Bestiaire - CouvertureRésumé :

« Voici l’histoire d’un frère et d’une soeur, confiés à leur père après la séparation de leurs parents et qui refusent d’oublier leur mère en dépit des manoeuvres de leur géniteur.
Dans le Québec du début des années quatre-vingts, le narrateur, enfants des premires divorces, cherche l’équilibre entre un père coureur de jupons invétéré, une mère adorée et une franche succession de belles-mères.
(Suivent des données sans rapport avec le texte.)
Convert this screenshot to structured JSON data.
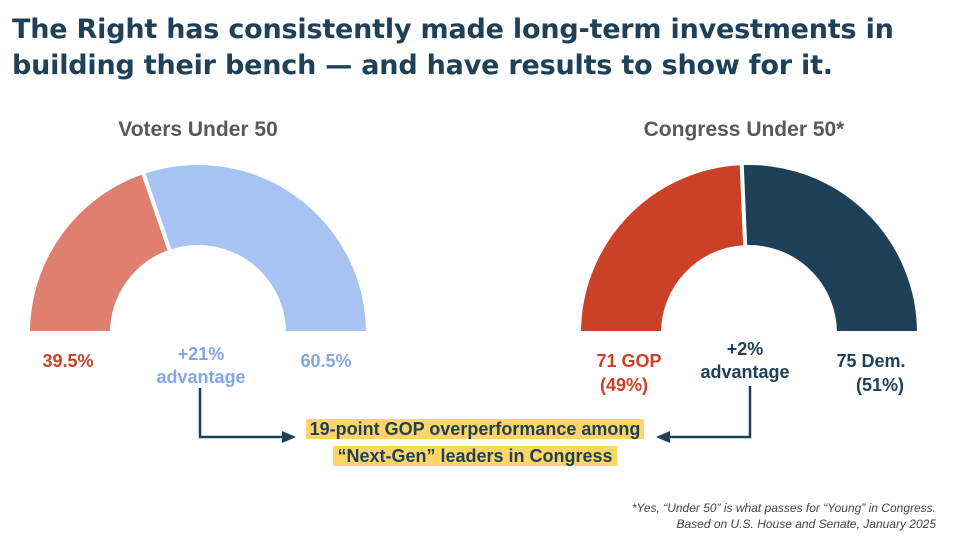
{
  "title": "The Right has consistently made long-term investments in building their bench — and have results to show for it.",
  "chart_data": [
    {
      "type": "pie",
      "variant": "half-donut",
      "title": "Voters Under 50",
      "slices": [
        {
          "label": "39.5%",
          "value": 39.5,
          "color": "#df7f6d"
        },
        {
          "label": "60.5%",
          "value": 60.5,
          "color": "#a6c3f4"
        }
      ],
      "annotation_line1": "+21%",
      "annotation_line2": "advantage",
      "annotation_color": "#84a7e3"
    },
    {
      "type": "pie",
      "variant": "half-donut",
      "title": "Congress Under 50*",
      "slices": [
        {
          "label_line1": "71 GOP",
          "label_line2": "(49%)",
          "value": 71,
          "color": "#cb4127"
        },
        {
          "label_line1": "75 Dem.",
          "label_line2": "(51%)",
          "value": 75,
          "color": "#1e4158"
        }
      ],
      "annotation_line1": "+2%",
      "annotation_line2": "advantage",
      "annotation_color": "#1e4158"
    }
  ],
  "callout": {
    "text": "19-point GOP overperformance among “Next-Gen” leaders in Congress",
    "highlight_color": "#ffd665"
  },
  "footnote": {
    "line1": "*Yes, “Under 50” is what passes for “Young” in Congress.",
    "line2": "Based on U.S. House and Senate, January 2025"
  }
}
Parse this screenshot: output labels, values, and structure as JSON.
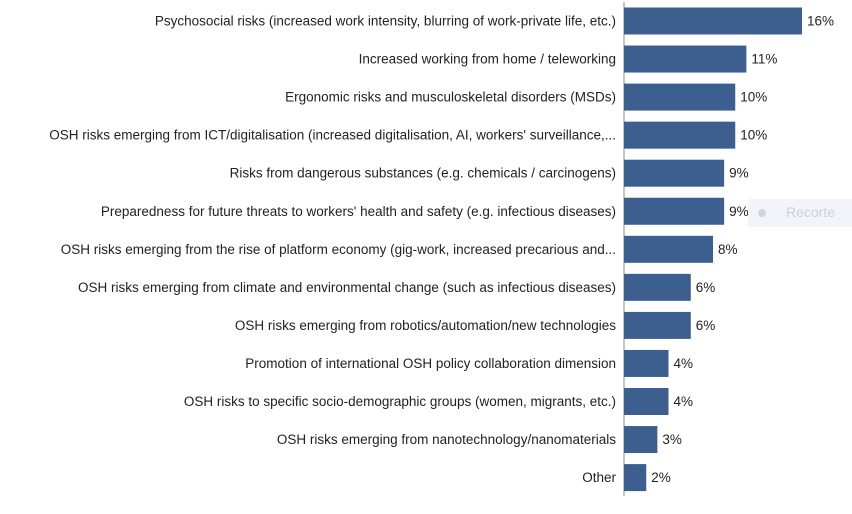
{
  "chart_data": {
    "type": "bar",
    "orientation": "horizontal",
    "title": "",
    "xlabel": "",
    "ylabel": "",
    "xlim": [
      0,
      16
    ],
    "grid": false,
    "legend": "none",
    "bar_color": "#3c5f8f",
    "categories": [
      "Psychosocial risks (increased work intensity, blurring of work-private life, etc.)",
      "Increased working from home / teleworking",
      "Ergonomic risks and musculoskeletal disorders (MSDs)",
      "OSH risks emerging from ICT/digitalisation (increased digitalisation, AI, workers' surveillance,...",
      "Risks from dangerous substances (e.g. chemicals / carcinogens)",
      "Preparedness for future threats to workers' health and safety (e.g. infectious diseases)",
      "OSH risks emerging from the rise of platform economy (gig-work, increased precarious and...",
      "OSH risks emerging from climate and environmental change (such as infectious diseases)",
      "OSH risks emerging from robotics/automation/new technologies",
      "Promotion of international OSH policy collaboration dimension",
      "OSH risks to specific socio-demographic groups (women, migrants, etc.)",
      "OSH risks emerging from nanotechnology/nanomaterials",
      "Other"
    ],
    "values": [
      16,
      11,
      10,
      10,
      9,
      9,
      8,
      6,
      6,
      4,
      4,
      3,
      2
    ],
    "data_labels": [
      "16%",
      "11%",
      "10%",
      "10%",
      "9%",
      "9%",
      "8%",
      "6%",
      "6%",
      "4%",
      "4%",
      "3%",
      "2%"
    ]
  },
  "overlay": {
    "tooltip_text": "Recorte"
  }
}
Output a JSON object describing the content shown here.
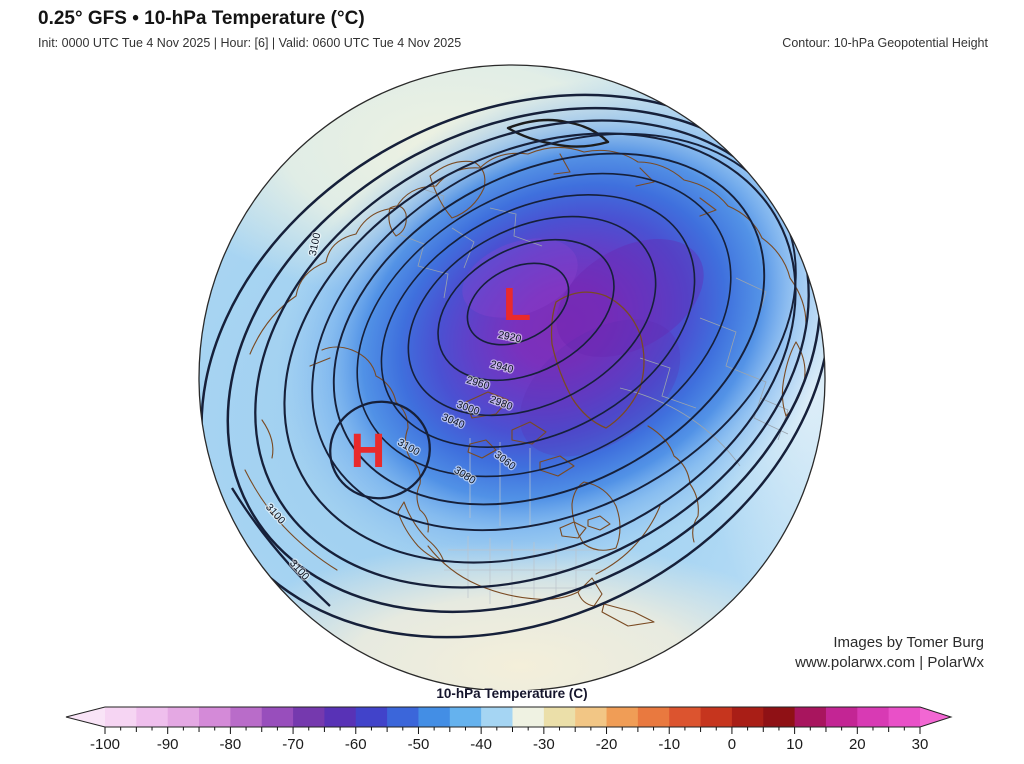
{
  "header": {
    "title": "0.25° GFS • 10-hPa Temperature (°C)",
    "subtitle": "Init: 0000 UTC Tue 4 Nov 2025 | Hour: [6] | Valid: 0600 UTC Tue 4 Nov 2025",
    "contour_note": "Contour: 10-hPa Geopotential Height"
  },
  "map": {
    "projection": "Northern Hemisphere orthographic globe",
    "low_marker": "L",
    "high_marker": "H",
    "contour_labels": [
      {
        "text": "2920"
      },
      {
        "text": "2940"
      },
      {
        "text": "2960"
      },
      {
        "text": "2980"
      },
      {
        "text": "3000"
      },
      {
        "text": "3040"
      },
      {
        "text": "3060"
      },
      {
        "text": "3080"
      },
      {
        "text": "3100"
      },
      {
        "text": "3100"
      },
      {
        "text": "3100"
      },
      {
        "text": "3100"
      }
    ],
    "palette": {
      "marker_red": "#e92a2c",
      "contour_line": "#16203a",
      "coastline_brown": "#7a4a22",
      "border_gray": "#9aa4ae",
      "state_line_gray": "#bcc3cb",
      "vortex_core_purple": "#7d2eb8",
      "ocean_light_blue": "#a8d4f2"
    }
  },
  "attribution": {
    "line1": "Images by Tomer Burg",
    "line2": "www.polarwx.com | PolarWx"
  },
  "colorbar": {
    "label": "10-hPa Temperature (C)",
    "range_min": -100,
    "range_max": 30,
    "tick_step": 10,
    "tick_labels": [
      "-100",
      "-90",
      "-80",
      "-70",
      "-60",
      "-50",
      "-40",
      "-30",
      "-20",
      "-10",
      "0",
      "10",
      "20",
      "30"
    ],
    "segment_colors": [
      "#f6d5f3",
      "#efbfed",
      "#e4a8e3",
      "#d48ad8",
      "#b96cc9",
      "#984ebc",
      "#7539ae",
      "#5832b6",
      "#4143ca",
      "#3b66da",
      "#438ee5",
      "#65b2ee",
      "#a5d5f3",
      "#eff2e2",
      "#ebdfa9",
      "#f2c685",
      "#f09d56",
      "#e9793f",
      "#dc542f",
      "#c6351e",
      "#a91e16",
      "#8f1115",
      "#a8155e",
      "#c32594",
      "#d83ab4",
      "#e950c8"
    ],
    "arrow_left_color": "#f9e4f7",
    "arrow_right_color": "#f267d3"
  }
}
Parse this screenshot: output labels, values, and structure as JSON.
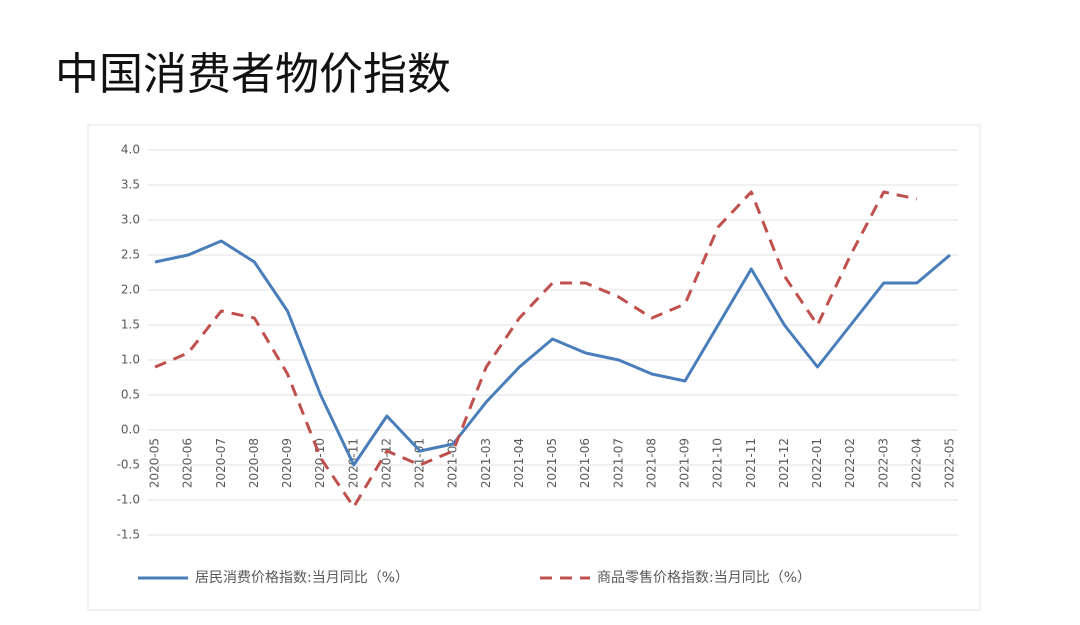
{
  "title": "中国消费者物价指数",
  "chart_data": {
    "type": "line",
    "categories": [
      "2020-05",
      "2020-06",
      "2020-07",
      "2020-08",
      "2020-09",
      "2020-10",
      "2020-11",
      "2020-12",
      "2021-01",
      "2021-02",
      "2021-03",
      "2021-04",
      "2021-05",
      "2021-06",
      "2021-07",
      "2021-08",
      "2021-09",
      "2021-10",
      "2021-11",
      "2021-12",
      "2022-01",
      "2022-02",
      "2022-03",
      "2022-04",
      "2022-05"
    ],
    "series": [
      {
        "name": "居民消费价格指数:当月同比（%）",
        "color": "#4a7ebb",
        "dash": false,
        "values": [
          2.4,
          2.5,
          2.7,
          2.4,
          1.7,
          0.5,
          -0.5,
          0.2,
          -0.3,
          -0.2,
          0.4,
          0.9,
          1.3,
          1.1,
          1.0,
          0.8,
          0.7,
          1.5,
          2.3,
          1.5,
          0.9,
          1.5,
          2.1,
          2.1,
          2.5
        ]
      },
      {
        "name": "商品零售价格指数:当月同比（%）",
        "color": "#c0504d",
        "dash": true,
        "values": [
          0.9,
          1.1,
          1.7,
          1.6,
          0.8,
          -0.4,
          -1.1,
          -0.3,
          -0.5,
          -0.3,
          0.9,
          1.6,
          2.1,
          2.1,
          1.9,
          1.6,
          1.8,
          2.9,
          3.4,
          2.2,
          1.5,
          2.5,
          3.4,
          3.3,
          null
        ]
      }
    ],
    "ylim": [
      -1.5,
      4.0
    ],
    "yticks": [
      {
        "value": -1.5,
        "label": "-1.5"
      },
      {
        "value": -1.0,
        "label": "-1.0"
      },
      {
        "value": -0.5,
        "label": "-0.5"
      },
      {
        "value": 0,
        "label": "0.0"
      },
      {
        "value": 0.5,
        "label": "0.5"
      },
      {
        "value": 1.0,
        "label": "1.0"
      },
      {
        "value": 1.5,
        "label": "1.5"
      },
      {
        "value": 2.0,
        "label": "2.0"
      },
      {
        "value": 2.5,
        "label": "2.5"
      },
      {
        "value": 3.0,
        "label": "3.0"
      },
      {
        "value": 3.5,
        "label": "3.5"
      },
      {
        "value": 4.0,
        "label": "4.0"
      }
    ],
    "grid": true,
    "legend": "bottom"
  }
}
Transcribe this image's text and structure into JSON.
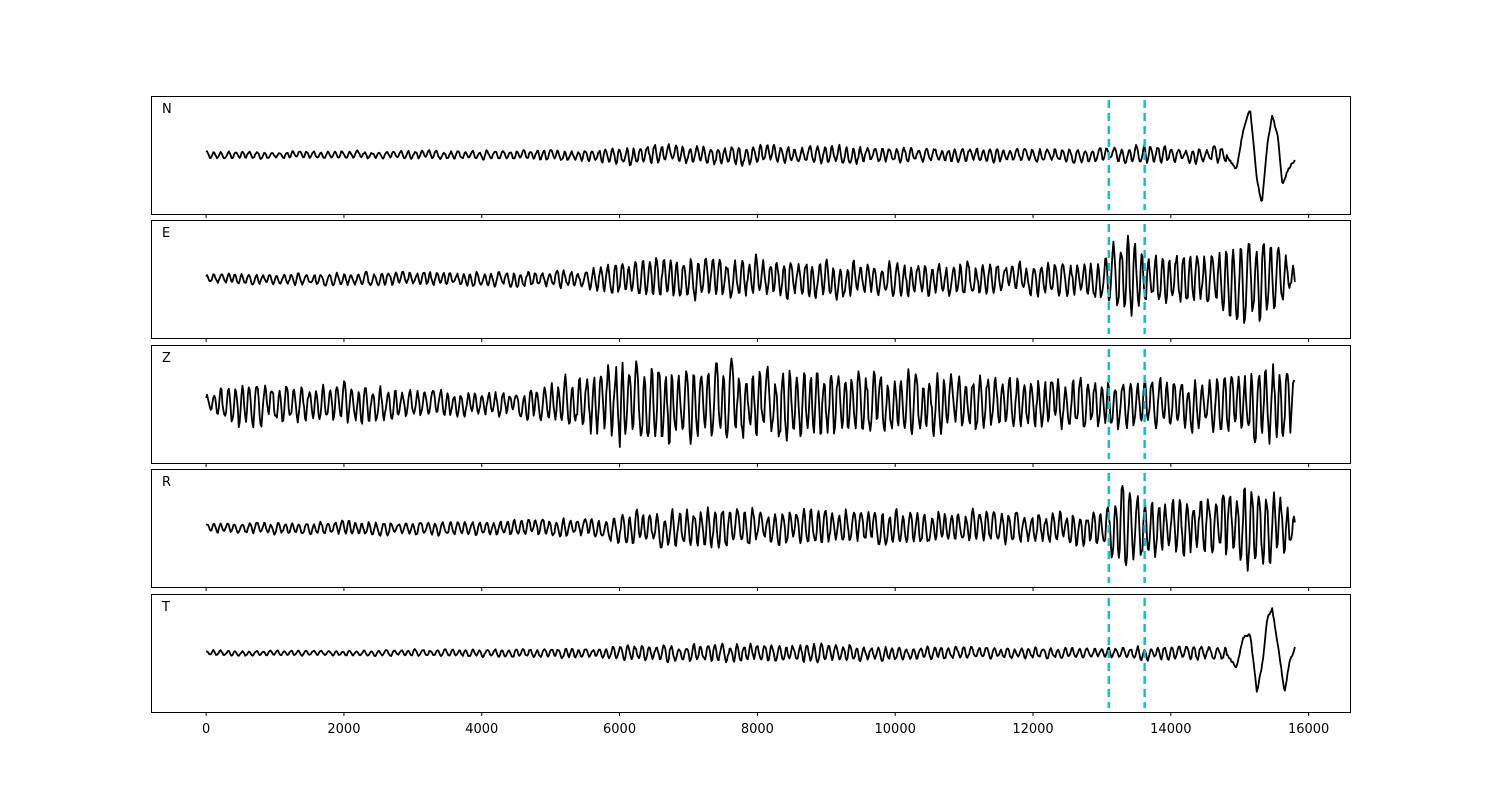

Autant dire qu’il lui faudra devenir maître en « gymnastique familiale ».
Entre ses fascinations animales, ses loisirs philatéliques et ses fouilles encyclopédiques, le jeune garçon construit un édifice de savoir et de rêve pour échapper à la tyrannie paternelle.
Allégorique et autobographique, Bestiaire est un roman en forme de joyeux mélange de genres, où se déploie, à chaque page, la force de l’imagination.
Après le grand succès de La Fiancée américaine, Eric Dupont s’affirme avec ce troisième roman comme un grand maître-conteur. »

Mon avis :

La rentrée littéraire continue et je cherche encore le vrai gros coup de coeur que j’aurai envie de recommander à tous le monde …

Ici j’ai fait une lecture agréable, dépaysante, parfois surpenante, assez intelligente, même originale, par contre je n’ai pas été emportée dans le monde onirique de l’auteur, malgré ses talents de conteur, je n’ai pas été immergée dans son imagination débordante, je suis restée en dehors, et je le regrette.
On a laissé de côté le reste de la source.